The Oilers have opened with a tough enough schedule. They've come out of it at 4-2 and 3-0 at home. Softer spots on the schedule ahead of them.
They're 3-2 in a tough division featuring the best goaltenders in the game. And Jussi Markkanen, who wasn't considered one of them - at least before his job in relief in the Stanley Cup final - came within a couple of minutes of getting a shutout in his first game in goal. He left the rink wearing the 'ugly jacket' previously worn by Ryan Smyth, Petr Sykora and Dwayne Roloson.
NOT SO SHABBY
Even if the Oilers scored two on their first two shots and didn't accomplish a whole heck of a lot the rest of the night in winning 2-1 against the Vancouver Canucks, if you didn't have to watch it, it wouldn't sound so shabby.
But the back-to-back, home-and-home games against the Canucks were not a good advertisement for either team.
Craig MacTavish thought about that a moment in his post game media scrum.
"I think so," he finally declared.
"We have a good percentage of wins and losses. There are lots of teams below us. It took us until our 11th game to get our fourth win last year."
That said, he paused again.
"Not that there isn't lots of room for improvement. If we played at this same level for the rest of the year, we'd be in trouble.
"We have a lot of individuals who are struggling out of the gate. We know their play is going to get better."
Looking like the team we watched go all the way to Game 7 in the Stanley Cup final in their opener against Calgary, they haven't been hitting on half the cylinders since.

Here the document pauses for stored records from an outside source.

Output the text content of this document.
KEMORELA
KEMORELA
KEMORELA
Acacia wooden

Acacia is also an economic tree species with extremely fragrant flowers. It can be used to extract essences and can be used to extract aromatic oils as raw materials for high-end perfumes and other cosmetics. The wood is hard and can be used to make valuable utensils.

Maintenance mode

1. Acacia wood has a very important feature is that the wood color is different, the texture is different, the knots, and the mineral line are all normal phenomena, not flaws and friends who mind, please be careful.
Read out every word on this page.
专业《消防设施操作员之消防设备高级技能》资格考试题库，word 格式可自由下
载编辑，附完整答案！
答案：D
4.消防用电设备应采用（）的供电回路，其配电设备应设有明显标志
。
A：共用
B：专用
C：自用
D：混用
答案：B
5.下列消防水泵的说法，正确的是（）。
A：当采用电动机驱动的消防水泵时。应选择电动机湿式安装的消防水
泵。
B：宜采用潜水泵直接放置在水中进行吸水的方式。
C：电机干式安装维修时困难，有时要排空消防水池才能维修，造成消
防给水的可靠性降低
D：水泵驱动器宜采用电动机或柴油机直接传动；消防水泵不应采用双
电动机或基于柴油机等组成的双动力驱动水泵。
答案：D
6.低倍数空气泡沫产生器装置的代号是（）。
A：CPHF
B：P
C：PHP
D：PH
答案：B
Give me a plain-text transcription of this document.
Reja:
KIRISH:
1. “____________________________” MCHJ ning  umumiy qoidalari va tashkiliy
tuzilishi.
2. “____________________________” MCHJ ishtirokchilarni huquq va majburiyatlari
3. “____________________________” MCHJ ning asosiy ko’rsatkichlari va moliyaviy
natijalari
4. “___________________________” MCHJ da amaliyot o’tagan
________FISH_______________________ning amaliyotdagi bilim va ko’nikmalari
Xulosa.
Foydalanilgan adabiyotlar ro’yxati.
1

"We're getting the points but we're not playing well," said Ethan Moreau, who scored his first goal of the season which he hoped will be a slump-buster for the third line.
"That's better than playing well and not getting the points. We've had some experience with that," he added, relating to last year's games lost by gawd awful goaltending and years before that where everybody had to play well to get a win.
"We know we haven't played well yet. We're smart enough to realize that.
"We're going to come back to work, determined to get better," he said of getting ready for Detroit Saturday night.
"Not enough players are playing to their potential so far. But we're winning games.
"We're determined to be a 100-plus point team this year, and to do that, we have to win a lot of games when we're not playing well. We've been doing that."
There is something to be said for playing poorly and winning.
"We've found ways to win," said Steve Staios, the first star of the game for setting up the goals at 0:51 and 3:01 of the first period.
"We're determined to get off to a good start and open the playoffs at home because we found out in Game 7 of the Stanley Cup final how important home ice advantage is. That's what we're shooting for."
They can all list the reasons for getting off to a good start and convincing themselves that they're not going to go back to playing for eighth place on the final weekend of the season as they've done so often in the last decade.
But there's another reason they need to continue to get off to a good start in the standings and continue to play .667 hockey or better all season:
The World Curling Championships.
Due to the big rock concert, the Oilers will play their final six games on the road. They'd better have their playoff spot long since secured by the time they take that trip. And after that end to a schedule, they'd be wanting to open the playoffs at home.